It was the advertising boom of the 1960s that paved the way to modern day marketing. Since then, advertising and marketing have been all about the consumer: What do consumers want? How do we appeal to them? Which consumers should we appeal to?
While consumers seem to be at the heart of most advertising and digital marketing strategies, it is not quite the case in B2B, or business to business, marketing. Here we’ll explain some key differences between B2B and B2C (Business-to-consumer) marketing.
B2B The Focus of Your Digital Marketing Efforts
Marketing to another business is a very different ball game than marketing to consumers. To start with, businesses have a lot more to consider when making purchases; businesses generally purchase in much larger volumes than consumers. This usually means a larger investment as well.
As a result, marketing to businesses requires focusing on the features of your product or service and using logical arguments, rather than playing on emotions. Businesses need to know that your product holds a real business value.

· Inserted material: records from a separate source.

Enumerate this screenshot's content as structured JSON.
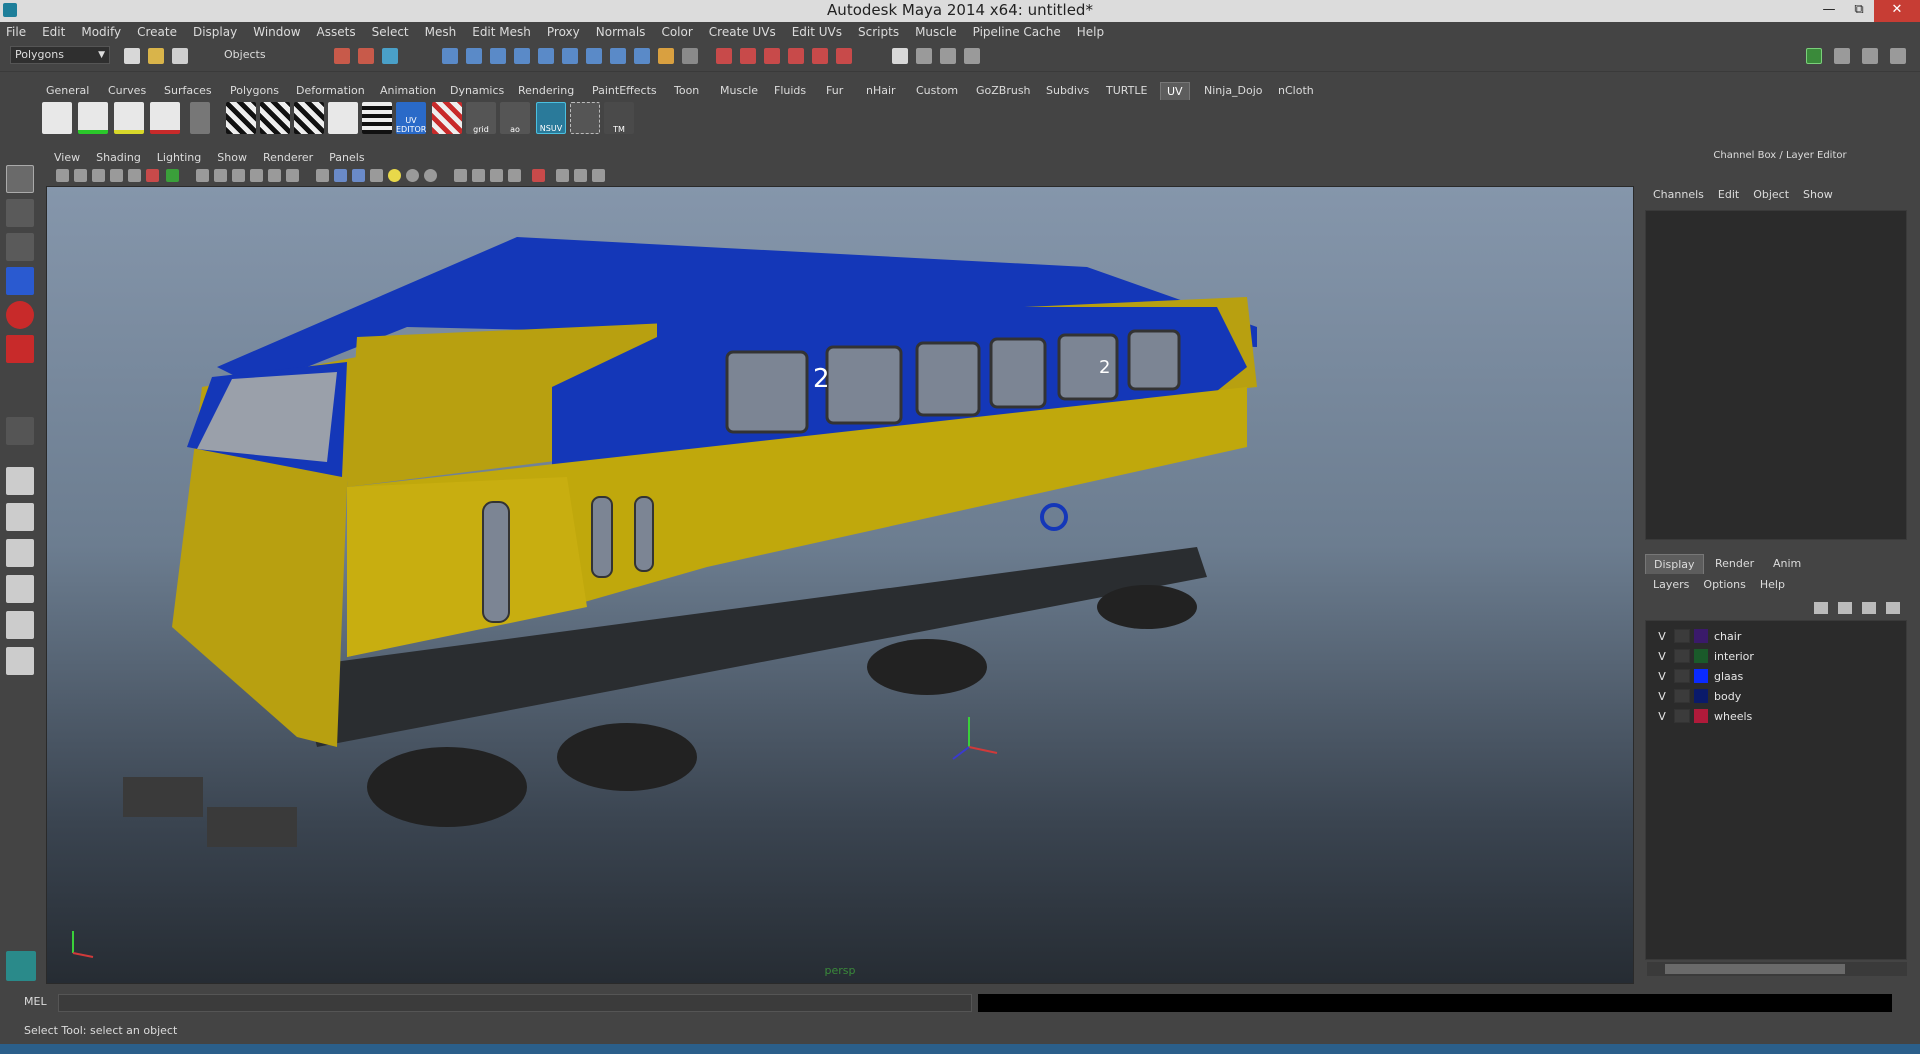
{
  "window": {
    "title": "Autodesk Maya 2014 x64: untitled*"
  },
  "menus": [
    "File",
    "Edit",
    "Modify",
    "Create",
    "Display",
    "Window",
    "Assets",
    "Select",
    "Mesh",
    "Edit Mesh",
    "Proxy",
    "Normals",
    "Color",
    "Create UVs",
    "Edit UVs",
    "Scripts",
    "Muscle",
    "Pipeline Cache",
    "Help"
  ],
  "statusline": {
    "mode": "Polygons",
    "object_field": "Objects"
  },
  "shelf": {
    "tabs": [
      "General",
      "Curves",
      "Surfaces",
      "Polygons",
      "Deformation",
      "Animation",
      "Dynamics",
      "Rendering",
      "PaintEffects",
      "Toon",
      "Muscle",
      "Fluids",
      "Fur",
      "nHair",
      "Custom",
      "GoZBrush",
      "Subdivs",
      "TURTLE",
      "UV",
      "Ninja_Dojo",
      "nCloth"
    ],
    "active_tab": "UV",
    "icon_labels": [
      "UV EDITOR",
      "grid",
      "ao",
      "NSUV",
      "TM"
    ]
  },
  "viewport": {
    "menus": [
      "View",
      "Shading",
      "Lighting",
      "Show",
      "Renderer",
      "Panels"
    ],
    "camera": "persp",
    "car_numbers": [
      "2",
      "2"
    ]
  },
  "channel_box": {
    "title": "Channel Box / Layer Editor",
    "menus": [
      "Channels",
      "Edit",
      "Object",
      "Show"
    ]
  },
  "layer_editor": {
    "tabs": [
      "Display",
      "Render",
      "Anim"
    ],
    "active_tab": "Display",
    "menus": [
      "Layers",
      "Options",
      "Help"
    ],
    "layers": [
      {
        "visible": "V",
        "name": "chair",
        "color": "#3a1a6a"
      },
      {
        "visible": "V",
        "name": "interior",
        "color": "#1a5a2a"
      },
      {
        "visible": "V",
        "name": "glaas",
        "color": "#0a2aff"
      },
      {
        "visible": "V",
        "name": "body",
        "color": "#0a1a6a"
      },
      {
        "visible": "V",
        "name": "wheels",
        "color": "#b01a3a"
      }
    ]
  },
  "command_line": {
    "label": "MEL"
  },
  "help_line": {
    "text": "Select Tool: select an object"
  }
}
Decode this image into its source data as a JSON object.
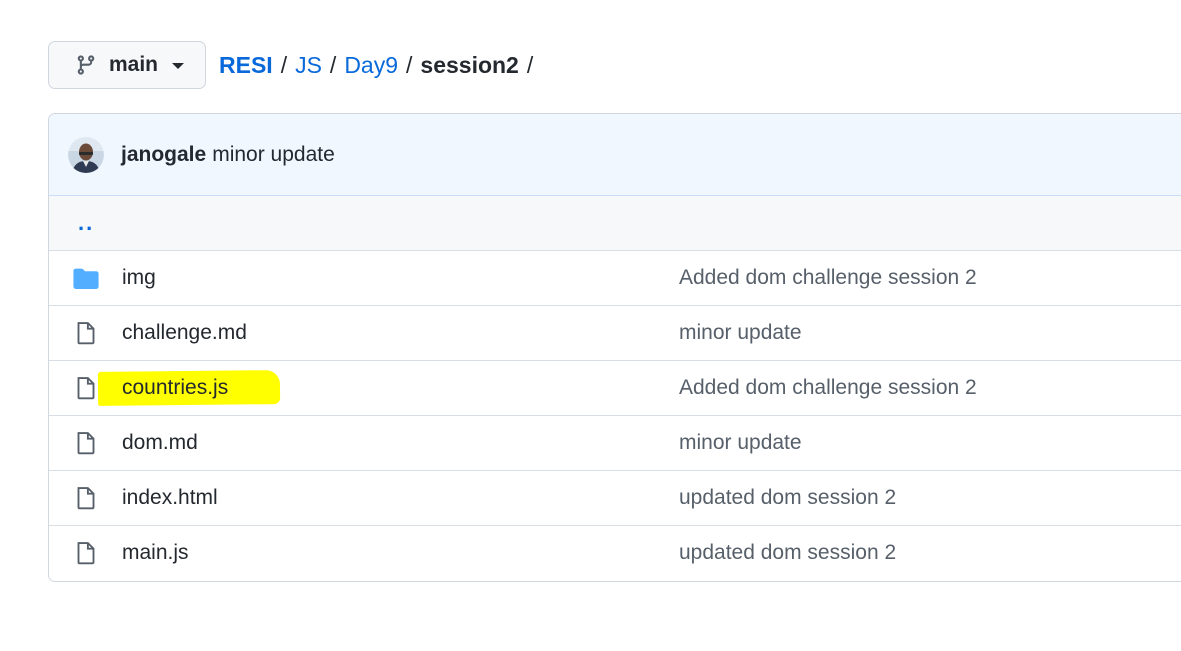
{
  "branch": {
    "name": "main",
    "icon": "git-branch-icon"
  },
  "breadcrumb": {
    "repo": "RESI",
    "sep": "/",
    "parts": [
      "JS",
      "Day9"
    ],
    "current": "session2"
  },
  "commit": {
    "author": "janogale",
    "message": "minor update"
  },
  "parent_dir": "..",
  "files": [
    {
      "name": "img",
      "type": "folder",
      "message": "Added dom challenge session 2"
    },
    {
      "name": "challenge.md",
      "type": "file",
      "message": "minor update"
    },
    {
      "name": "countries.js",
      "type": "file",
      "message": "Added dom challenge session 2",
      "highlighted": true
    },
    {
      "name": "dom.md",
      "type": "file",
      "message": "minor update"
    },
    {
      "name": "index.html",
      "type": "file",
      "message": "updated dom session 2"
    },
    {
      "name": "main.js",
      "type": "file",
      "message": "updated dom session 2"
    }
  ],
  "colors": {
    "link": "#0969da",
    "folder": "#54aeff",
    "highlight": "#ffff00",
    "header_bg": "#f0f7ff"
  }
}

Businesses do not often take personal emotion into account when making organizational buying decisions. To cater to this, your marketing materials should be more in-depth and focus on how your product can help the business be more efficient, save money, etc.
Consumers, in contrast, are more impulsive – purchasing requires less thought and fewer resources. Consumers make emotional buying decisions and often purchase a smaller number of units than businesses. Because of this, digital marketing to consumers warrants a focus on product benefits more than practical features. More often than not, consumers have an emotional relationship with a brand or company, which drives them to buy their products.
Since they don’t have to consider purchasing decisions as carefully as businesses, consumers also want marketing messages that are simple and straight to the point. The most effective consumer advertising strategies grab consumers’ attention and use storytelling to play on their emotions.
When digitally marketing to businesses, you are selling your product or service; when marketing to consumers, you are selling an idea or even a lifestyle.
B2B and Relationships with Buyers
There is no target market, per se, when you market to businesses. Your market is essentially the business you are selling to. This aspect of B2B marketing makes it a very relationship-driven process.
The buying process in B2B marketing is multi-step, and the purchasing relationship lasts longer. Business purchase decisions aren’t often a one-time thing.
Because of this one-on-one selling situation, there has to be an established relationship and level of trust between your company and the business you want to sell to, a relationship that can last for a substantial amount of time.
In consumer online advertisement, your target market is much more widespread, even when you take into account niche markets, micro-targeting, and market segmentation. In B2C marketing, you are attempting to sell your product to a specific group of people, rather than just to one business. Because of this, the relationship aspect of consumer marketing is very impersonal.
Relationships are very product oriented and are formed through brand identity and emotional connections to these identities.
B2B vs. B2C Digital Marketing Objectives.
B2B marketing is about what your product or service can do for a business and the personal relationship you build with that business.
Your product should be seen as useful, above all else, and you should be seen as a company that is trustworthy to do business with.
B2C, or consumer marketing, is about the benefits your product or service will bring to the lives of consumers and the lifestyle those benefits represent.